The sound you hear is Jay Carney breathing the world’s deepest sigh of relief.
For him, the squirming and hedging and sweating are over. The President is on record supporting same-sex marriage. There is an answer now to the question.
Yes, it’s Obama’s personal view, and yes, he’s said he supported same-sex marriage before, and then wandered afield. But when you’re in any other political office, you can take positions that might play out differently when you’re being asked about the question in the presidential arena. Ask Mitt Romney about health care. Or anything.
Of course I think Obama did the right thing morally. But for those of us who enjoy the chess of politics, I also think it was exquisite strategy. First, after the loss in North Carolina, Obama’s campaign had a convention to worry about. In that place and with that political context, any fudging on the bottom line would have been unacceptable to a lot of conventioneers at best, and could have led to some very ugly protests inside and/or outside the convention hall.
That’s taken care of now. The only possible protests left will come from the motley, disgruntled religious types, who aren’t part of Obama’s base, and don’t figure into a winning electoral strategy for him. Those protests, if they happen, now come under the heading of So What?
And that leads to the bigger point. This is fine politics because it boxes Romney in with the worst part of his party. Karl Rove poisoned the well on this issue, and now Obama is making Romney drink, and drink deeply.
Which Romney promptly did, and from a bigger cup than Obama could have hoped for. Romney said he is not only opposed to same-sex marriage, but to any legal recognition of same-sex couples that approaches marriage equality — just what the worst part of North Carolina gave a big thumbs-up to.
How can Romney now appeal to the 2/3 of Americans who can no longer abide the complete exclusion of same-sex couples and their families from the law? What he is stuck with are the politically tone-deaf, like the American Family Association and the Catholic League, who are so blinded by full marriage equality that they can’t see. . . um, straight. Their hysteria increases in direct proportion to the growing support for full marriage equality, and for the middle ground of civil unions. They are now 2/3 of the way to Spinal Tap’s famous eleven.

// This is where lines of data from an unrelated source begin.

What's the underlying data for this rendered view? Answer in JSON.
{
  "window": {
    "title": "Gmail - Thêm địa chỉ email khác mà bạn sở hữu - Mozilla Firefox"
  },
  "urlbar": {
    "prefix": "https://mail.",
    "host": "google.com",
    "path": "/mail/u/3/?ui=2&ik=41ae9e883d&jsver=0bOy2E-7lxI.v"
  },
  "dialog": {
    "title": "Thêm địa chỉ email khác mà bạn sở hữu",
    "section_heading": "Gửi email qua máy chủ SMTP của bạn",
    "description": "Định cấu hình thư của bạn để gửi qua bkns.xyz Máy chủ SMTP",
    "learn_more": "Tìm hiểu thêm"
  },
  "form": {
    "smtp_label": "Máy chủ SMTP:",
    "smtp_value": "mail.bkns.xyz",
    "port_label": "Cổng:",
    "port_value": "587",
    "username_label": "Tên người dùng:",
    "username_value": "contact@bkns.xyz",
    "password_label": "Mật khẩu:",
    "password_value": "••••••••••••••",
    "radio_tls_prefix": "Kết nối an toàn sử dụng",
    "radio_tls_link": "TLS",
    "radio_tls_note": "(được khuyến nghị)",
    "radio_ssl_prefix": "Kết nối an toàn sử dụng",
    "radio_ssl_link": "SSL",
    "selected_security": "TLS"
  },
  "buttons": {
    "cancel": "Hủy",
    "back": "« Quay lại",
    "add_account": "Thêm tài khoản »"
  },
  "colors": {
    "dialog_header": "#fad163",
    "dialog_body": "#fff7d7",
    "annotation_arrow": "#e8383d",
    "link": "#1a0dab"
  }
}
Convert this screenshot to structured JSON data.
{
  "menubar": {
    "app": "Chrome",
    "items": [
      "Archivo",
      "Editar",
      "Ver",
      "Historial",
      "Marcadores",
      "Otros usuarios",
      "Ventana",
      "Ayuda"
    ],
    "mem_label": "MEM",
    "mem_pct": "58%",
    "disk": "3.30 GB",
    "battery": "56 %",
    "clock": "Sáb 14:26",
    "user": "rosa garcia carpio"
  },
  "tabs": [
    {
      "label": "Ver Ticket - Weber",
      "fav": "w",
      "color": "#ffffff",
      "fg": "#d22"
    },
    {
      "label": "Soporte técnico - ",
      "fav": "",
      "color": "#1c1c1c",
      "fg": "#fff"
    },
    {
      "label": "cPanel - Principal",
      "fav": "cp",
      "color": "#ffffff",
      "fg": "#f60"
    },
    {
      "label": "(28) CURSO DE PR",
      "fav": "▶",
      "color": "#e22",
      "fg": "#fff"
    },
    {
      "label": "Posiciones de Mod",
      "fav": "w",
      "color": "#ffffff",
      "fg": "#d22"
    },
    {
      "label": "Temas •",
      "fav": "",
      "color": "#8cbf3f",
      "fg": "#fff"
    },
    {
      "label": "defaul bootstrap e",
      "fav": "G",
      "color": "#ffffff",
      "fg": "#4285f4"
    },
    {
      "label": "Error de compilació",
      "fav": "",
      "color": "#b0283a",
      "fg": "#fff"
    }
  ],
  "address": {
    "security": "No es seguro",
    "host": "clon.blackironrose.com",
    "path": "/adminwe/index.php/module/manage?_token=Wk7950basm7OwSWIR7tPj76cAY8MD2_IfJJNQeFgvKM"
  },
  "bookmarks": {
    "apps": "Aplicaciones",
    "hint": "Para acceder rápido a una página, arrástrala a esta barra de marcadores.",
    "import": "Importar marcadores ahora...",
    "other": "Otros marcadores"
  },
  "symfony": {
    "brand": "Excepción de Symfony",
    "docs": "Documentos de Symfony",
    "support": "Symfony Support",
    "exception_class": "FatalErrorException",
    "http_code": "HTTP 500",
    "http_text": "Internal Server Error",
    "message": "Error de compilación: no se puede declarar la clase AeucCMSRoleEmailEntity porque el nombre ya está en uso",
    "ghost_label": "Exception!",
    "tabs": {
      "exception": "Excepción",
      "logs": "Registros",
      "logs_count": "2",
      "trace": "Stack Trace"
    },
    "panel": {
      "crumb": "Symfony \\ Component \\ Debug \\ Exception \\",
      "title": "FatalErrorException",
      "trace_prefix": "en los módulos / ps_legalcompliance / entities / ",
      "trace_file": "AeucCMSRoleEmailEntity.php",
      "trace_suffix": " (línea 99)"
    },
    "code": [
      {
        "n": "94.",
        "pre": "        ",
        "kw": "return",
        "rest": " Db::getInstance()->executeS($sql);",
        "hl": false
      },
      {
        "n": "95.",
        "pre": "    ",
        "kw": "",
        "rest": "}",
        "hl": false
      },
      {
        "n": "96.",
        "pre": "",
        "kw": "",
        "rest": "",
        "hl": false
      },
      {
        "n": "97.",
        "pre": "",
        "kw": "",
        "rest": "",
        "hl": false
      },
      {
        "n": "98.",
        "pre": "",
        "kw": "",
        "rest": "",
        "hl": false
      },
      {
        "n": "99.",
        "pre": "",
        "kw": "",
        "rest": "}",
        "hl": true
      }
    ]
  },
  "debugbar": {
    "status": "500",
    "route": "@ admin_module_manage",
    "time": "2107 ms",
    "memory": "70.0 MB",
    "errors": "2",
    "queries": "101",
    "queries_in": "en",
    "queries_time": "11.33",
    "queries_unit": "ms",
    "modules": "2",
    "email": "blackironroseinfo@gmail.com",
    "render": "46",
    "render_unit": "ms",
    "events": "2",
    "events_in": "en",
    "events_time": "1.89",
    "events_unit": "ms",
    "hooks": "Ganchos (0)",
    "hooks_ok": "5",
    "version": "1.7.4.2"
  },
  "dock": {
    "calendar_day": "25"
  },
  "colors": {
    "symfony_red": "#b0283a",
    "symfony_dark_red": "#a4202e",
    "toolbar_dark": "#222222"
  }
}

There are, of course, a lot of other issues, and an eternity until the election; lots of things are possible. But on this issue, Obama just made his life a whole lot easier, and Romney’s a lot more difficult. Obama has made it clear that he wants no part of the religious right’s intolerance on sexual orientation. That’s a political strategy, and it’s a defensible moral stance. But most of all, it’s got to be nice not to have to pretend you need the kind of votes that Bryan Fischer and the sadly devolved offspring of Billy Graham have to offer.